紧挨刘海中的,是放映员许大茂,真小人一个,娶了个资本家出身的媳妇。
许大茂家对面那位老太太,精明得像只老狐狸,偏爱装聋作哑,大伙儿干脆叫她聋老太太。
她是院里唯一的五保户,年纪最大,辈分最尊,开口闭口自称“老祖宗”。
平日里袖手旁观,可一旦扯上何雨柱,甭管青红皂白,立马挺身护短。
其余住户,零零碎碎,就不一一细表了。
……
“傻柱,今儿又摸鱼了?”伟涛扒拉一口白菜,抬眼问。
“你尝出来啦?”何雨柱一愣。
“今儿杨师傅掌勺,大锅菜比往日香些,你偷着乐吧!”
“滚一边儿去!”伟涛笑着骂了一句,又补道:“偷懒就偷懒,别扯肚子闹腾。

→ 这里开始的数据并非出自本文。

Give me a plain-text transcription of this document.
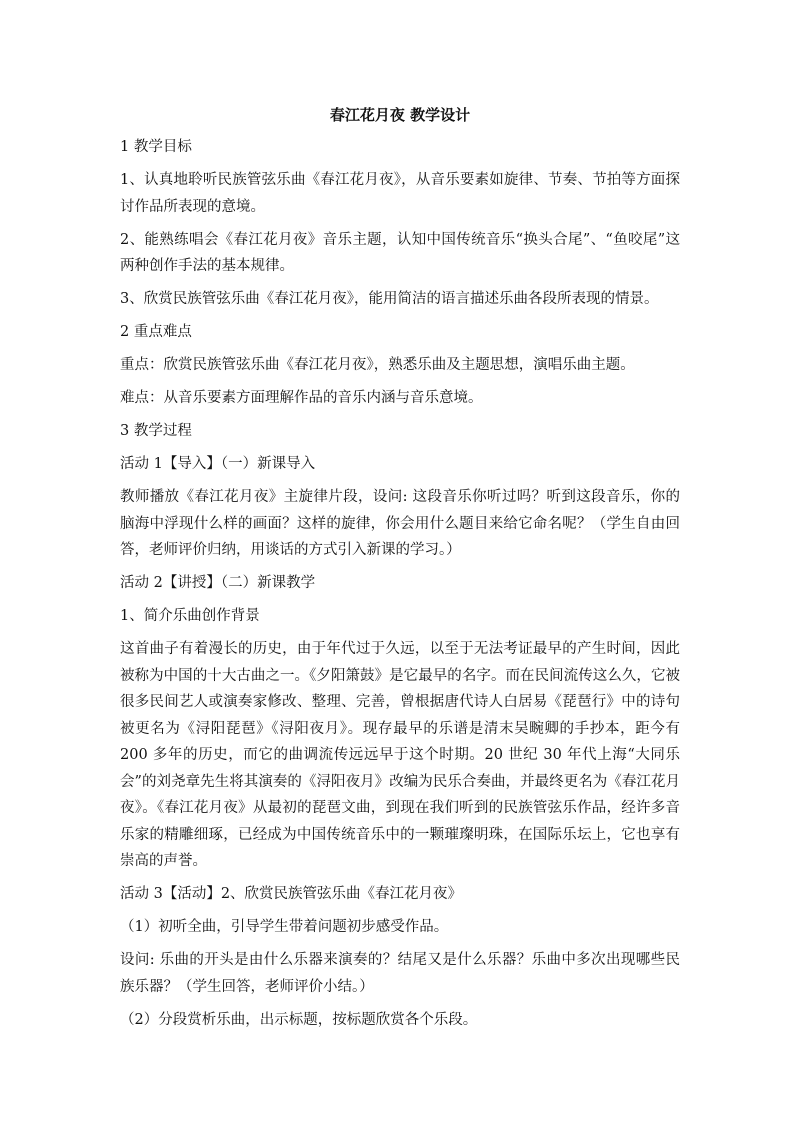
春江花月夜 教学设计
1 教学目标
1、认真地聆听民族管弦乐曲《春江花月夜》，从音乐要素如旋律、节奏、节拍等方面探讨作品所表现的意境。
2、能熟练唱会《春江花月夜》音乐主题，认知中国传统音乐“换头合尾”、“鱼咬尾”这两种创作手法的基本规律。
3、欣赏民族管弦乐曲《春江花月夜》，能用简洁的语言描述乐曲各段所表现的情景。
2 重点难点
重点：欣赏民族管弦乐曲《春江花月夜》，熟悉乐曲及主题思想，演唱乐曲主题。
难点：从音乐要素方面理解作品的音乐内涵与音乐意境。
3 教学过程
活动 1【导入】（一）新课导入
教师播放《春江花月夜》主旋律片段，设问: 这段音乐你听过吗？听到这段音乐，你的脑海中浮现什么样的画面？这样的旋律，你会用什么题目来给它命名呢？（学生自由回答，老师评价归纳，用谈话的方式引入新课的学习。）
活动 2【讲授】（二）新课教学
1、简介乐曲创作背景
这首曲子有着漫长的历史，由于年代过于久远，以至于无法考证最早的产生时间，因此被称为中国的十大古曲之一。《夕阳箫鼓》是它最早的名字。而在民间流传这么久，它被很多民间艺人或演奏家修改、整理、完善，曾根据唐代诗人白居易《琵琶行》中的诗句被更名为《浔阳琵琶》《浔阳夜月》。现存最早的乐谱是清末吴畹卿的手抄本，距今有 200 多年的历史，而它的曲调流传远远早于这个时期。20 世纪 30 年代上海“大同乐会”的刘尧章先生将其演奏的《浔阳夜月》改编为民乐合奏曲，并最终更名为《春江花月夜》。《春江花月夜》从最初的琵琶文曲，到现在我们听到的民族管弦乐作品，经许多音乐家的精雕细琢，已经成为中国传统音乐中的一颗璀璨明珠，在国际乐坛上，它也享有崇高的声誉。
活动 3【活动】2、欣赏民族管弦乐曲《春江花月夜》
（1）初听全曲，引导学生带着问题初步感受作品。
设问: 乐曲的开头是由什么乐器来演奏的？结尾又是什么乐器？乐曲中多次出现哪些民族乐器？（学生回答，老师评价小结。）
（2）分段赏析乐曲，出示标题，按标题欣赏各个乐段。
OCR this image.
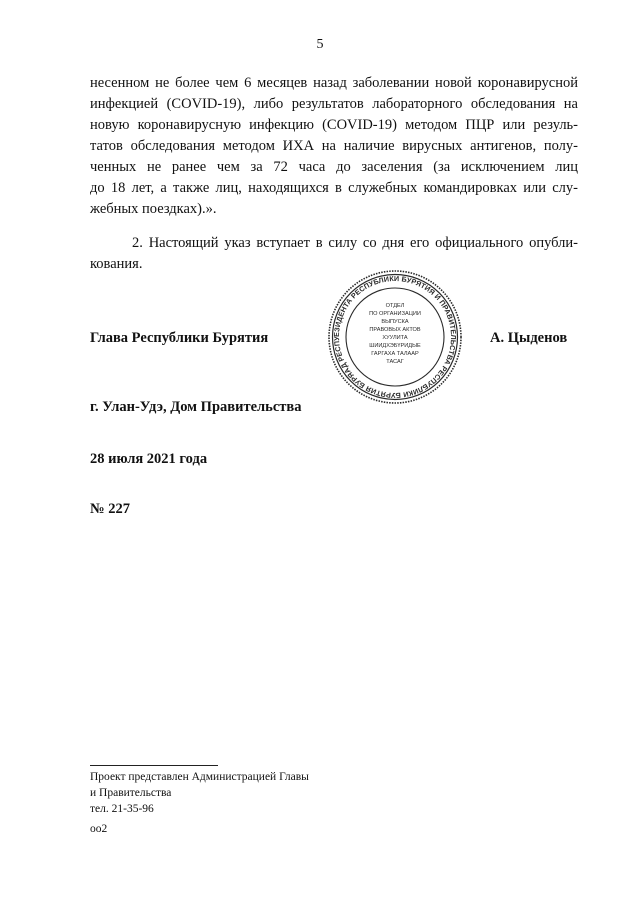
5
несенном не более чем 6 месяцев назад заболевании новой коронавирусной
инфекцией (COVID-19), либо результатов лабораторного обследования на
новую коронавирусную инфекцию (COVID-19) методом ПЦР или резуль-
татов обследования методом ИХА на наличие вирусных антигенов, полу-
ченных не ранее чем за 72 часа до заселения (за исключением лиц
до 18 лет, а также лиц, находящихся в служебных командировках или слу-
жебных поездках).».
2. Настоящий указ вступает в силу со дня его официального опубли-
кования.
ЕЗИДЕНТА РЕСПУБЛИКИ БУРЯТИЯ И ПРАВИТЕЛЬСТВА РЕСПУБЛИКИ БУРЯТИЯ БУРЯАД РЕСПУ
ОТДЕЛ
ПО ОРГАНИЗАЦИИ
ВЫПУСКА
ПРАВОВЫХ АКТОВ
ХУУЛИТА
ШИИДХЭБҮРИДЫЕ
ГАРГАХА ТАЛААР
ТАСАГ
Глава Республики Бурятия	А. Цыденов
г. Улан-Удэ, Дом Правительства
28 июля 2021 года
№ 227
Проект представлен Администрацией Главы
и Правительства
тел. 21-35-96
оо2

”
何雨柱挠挠头,讪讪道:“嘿嘿,真不是故意躲清闲,早上肚里翻江倒海,茅厕跑了好几趟。”
伟涛心里清楚,手艺这东西,一半靠练,一半靠天分。
杨师傅也是厂里德高望重的老前辈,可论起炒菜,始终差何雨柱一截。
不管大锅小灶,何雨柱颠勺一出锅,光闻味儿、尝一口,就知道火候、油盐、锅气全在点子上。

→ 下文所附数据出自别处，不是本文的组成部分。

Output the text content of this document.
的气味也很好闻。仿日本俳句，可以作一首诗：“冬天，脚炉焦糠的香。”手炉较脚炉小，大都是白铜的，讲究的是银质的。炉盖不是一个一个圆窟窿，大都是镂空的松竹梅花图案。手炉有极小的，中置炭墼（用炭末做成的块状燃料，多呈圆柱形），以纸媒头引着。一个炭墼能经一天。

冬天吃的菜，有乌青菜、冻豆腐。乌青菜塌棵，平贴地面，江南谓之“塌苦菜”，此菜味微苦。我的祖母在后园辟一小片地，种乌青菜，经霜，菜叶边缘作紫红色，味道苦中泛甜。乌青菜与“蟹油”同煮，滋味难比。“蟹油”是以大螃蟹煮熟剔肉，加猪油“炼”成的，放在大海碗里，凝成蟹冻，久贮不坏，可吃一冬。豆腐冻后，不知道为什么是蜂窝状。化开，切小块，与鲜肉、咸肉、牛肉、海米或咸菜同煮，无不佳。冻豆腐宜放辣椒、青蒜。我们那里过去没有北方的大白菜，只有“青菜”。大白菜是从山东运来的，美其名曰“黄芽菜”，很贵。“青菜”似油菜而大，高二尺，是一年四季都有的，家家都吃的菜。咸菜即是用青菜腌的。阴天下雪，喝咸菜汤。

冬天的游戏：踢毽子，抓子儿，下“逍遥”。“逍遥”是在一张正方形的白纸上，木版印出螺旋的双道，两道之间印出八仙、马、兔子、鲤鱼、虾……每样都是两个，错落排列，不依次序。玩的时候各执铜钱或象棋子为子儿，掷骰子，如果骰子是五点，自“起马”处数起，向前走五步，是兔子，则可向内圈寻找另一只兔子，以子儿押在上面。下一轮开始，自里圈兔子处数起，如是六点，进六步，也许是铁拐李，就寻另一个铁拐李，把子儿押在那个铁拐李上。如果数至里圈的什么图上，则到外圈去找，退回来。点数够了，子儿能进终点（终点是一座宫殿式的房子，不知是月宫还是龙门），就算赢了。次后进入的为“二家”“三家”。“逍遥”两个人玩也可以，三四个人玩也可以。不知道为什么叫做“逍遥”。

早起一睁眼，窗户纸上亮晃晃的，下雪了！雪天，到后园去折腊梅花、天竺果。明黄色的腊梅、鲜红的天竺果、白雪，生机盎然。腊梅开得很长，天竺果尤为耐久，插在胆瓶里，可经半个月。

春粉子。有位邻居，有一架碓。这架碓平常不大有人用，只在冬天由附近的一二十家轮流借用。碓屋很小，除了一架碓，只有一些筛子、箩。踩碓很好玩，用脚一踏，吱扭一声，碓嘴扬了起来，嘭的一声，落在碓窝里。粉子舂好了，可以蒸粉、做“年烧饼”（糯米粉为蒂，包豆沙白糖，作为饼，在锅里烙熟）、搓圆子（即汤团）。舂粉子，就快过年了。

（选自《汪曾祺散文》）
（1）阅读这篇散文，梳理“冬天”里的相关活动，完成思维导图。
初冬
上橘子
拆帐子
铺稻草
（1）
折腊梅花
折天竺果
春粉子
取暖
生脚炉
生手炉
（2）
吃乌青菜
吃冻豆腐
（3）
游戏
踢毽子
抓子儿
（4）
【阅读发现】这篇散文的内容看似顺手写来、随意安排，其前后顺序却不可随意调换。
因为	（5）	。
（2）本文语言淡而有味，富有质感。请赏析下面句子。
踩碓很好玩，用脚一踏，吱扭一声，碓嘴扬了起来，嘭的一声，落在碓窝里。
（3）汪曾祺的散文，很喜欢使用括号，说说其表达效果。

不过这年头有口热乎饭就知足,伟涛也不挑,别人吃得下,他照样吃得香。
懒得再跟何雨柱拼,伟涛三口两口扒完饭,顺手把饭盒搁上柜子。
“岚姐,饭盒别忘了涮干净啊!”伟涛扬声喊了一嗓子。
刘岚扭过头,赶紧摆手:“哎哟,先别走!我有件要紧事跟你嘀咕两句。”
转头又冲何雨柱嚷:“傻柱,快过来顶我一会儿,我跟阿涛说个悄悄话!”
“神神叨叨的,啥大事还不能当面讲?”何雨柱嘟囔着,到底还是撂下活儿凑过去了。
伟涛和刘岚一前一后钻进食堂后头那间小库房。
门刚掩上,刘岚就踮起脚尖,一把搂住伟涛脖子,整个人往他身上贴。
伟涛浑身一绷,反手扣住她肩膀,压低嗓音喝道:“你疯啦?这可是厂里头!”
刘岚眼波一软,哼道:“去年我刚进厂那会儿,不就在这儿被你哄得晕头转向?那时怎么不见你怕?”
“少扯没用的!有话快说,说完滚蛋!”伟涛眉峰一拧,语气硬邦邦的。
刘岚鼻尖一酸,眼圈微红,这才细声细气开口:“李副厂长最近老往我跟前晃……我怕得很。”
刘岚二十出头,模样不算出挑。
可皮肤透亮,白里泛润,腰身浑圆,胸臀饱满,摸上去弹实又温热。